Teten menjelaskan, harus ada pemisahan antara TikTok Shop dengan TikTok sebagai media sosial. Dengan dipisahkanya kedua platform itu justru membuat pedagang memiliki banyak opsi untuk berjualan.
"Begini, soal TikTok itu bukan dilarang tapi kita mau atur. Kita sudah putuskan bahwa tidak boleh ada penggabungan sosial media dengan e-commerce karena ini punya potensi untuk memonopoli market," ujar Teten Masduki, di ICE BSD Tangerang, Kamis (28/9/2023).

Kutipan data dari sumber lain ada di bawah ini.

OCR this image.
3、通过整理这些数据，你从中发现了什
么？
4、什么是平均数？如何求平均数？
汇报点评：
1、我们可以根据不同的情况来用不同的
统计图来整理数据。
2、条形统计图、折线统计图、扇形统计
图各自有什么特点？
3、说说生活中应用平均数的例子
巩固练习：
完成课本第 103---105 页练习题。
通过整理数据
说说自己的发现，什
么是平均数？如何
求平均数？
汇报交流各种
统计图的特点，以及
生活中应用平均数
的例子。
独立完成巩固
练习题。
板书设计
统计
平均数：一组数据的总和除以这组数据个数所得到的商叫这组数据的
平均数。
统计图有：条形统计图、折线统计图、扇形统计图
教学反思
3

Lebih lanjut Teten mengatakan, dengan pemisahan kedua platform ini juga bisa mencegah adanya shadowban untuk produk-produk UMKM. Untuk diketahui, shadowban di TikTok adalah istilah yang digunakan untuk menggambarkan tindakan platform TikTok dalam membatasi atau menyembunyikan visibilitas konten pengguna, secara tidak langsung tanpa memberikan pemberitahuan atau pemberitahuan jelas kepada pengguna.
Ketika seseorang mengalami shadowban, konten yang diunggahnya mungkin tidak akan muncul di halaman utama pengikutnya. Selain itu konten ini tidak akan terlihat oleh pengguna lain dalam hasil pencarian atau fitur eksplorasi.
"Saya tahu kalau sekarang produk UMKM jualan di TikTok bisa di-shadowban juga. Kecuali produk dari Tiongkok yang kita lihat memang bagian dari afiliasi bisnis sendiri," jelas Teten.
Sebelumnya, manajemen TikTok menyayangkan kebijakan pemerintah terkait larangan media sosial sekaligus menjadi e-commerce. Perwakilan TikTok Indonesia bahkan menyebut, kebijakan itu akan berdampak pada 7 juta kreator affiliate yang menggunakan TikTok Shop.
"Keputusan tersebut akan berdampak pada penghidupan 6 juta penjual dan hampir 7 juta kreator affiliate yang menggunakan TikTok Shop," kata Perwakilan TikTok Indonesia, dalam keterangannya, Rabu (27/9/2023).
Meski begitu, TikTok mengatakan tetap menghormati kebijakan dari pemerintah tersebut. "Kami akan tetap menghormati peraturan dan hukum yang berlaku di Indonesia dan akan menempuh jalur konstruktif ke depannya," lanjutnya.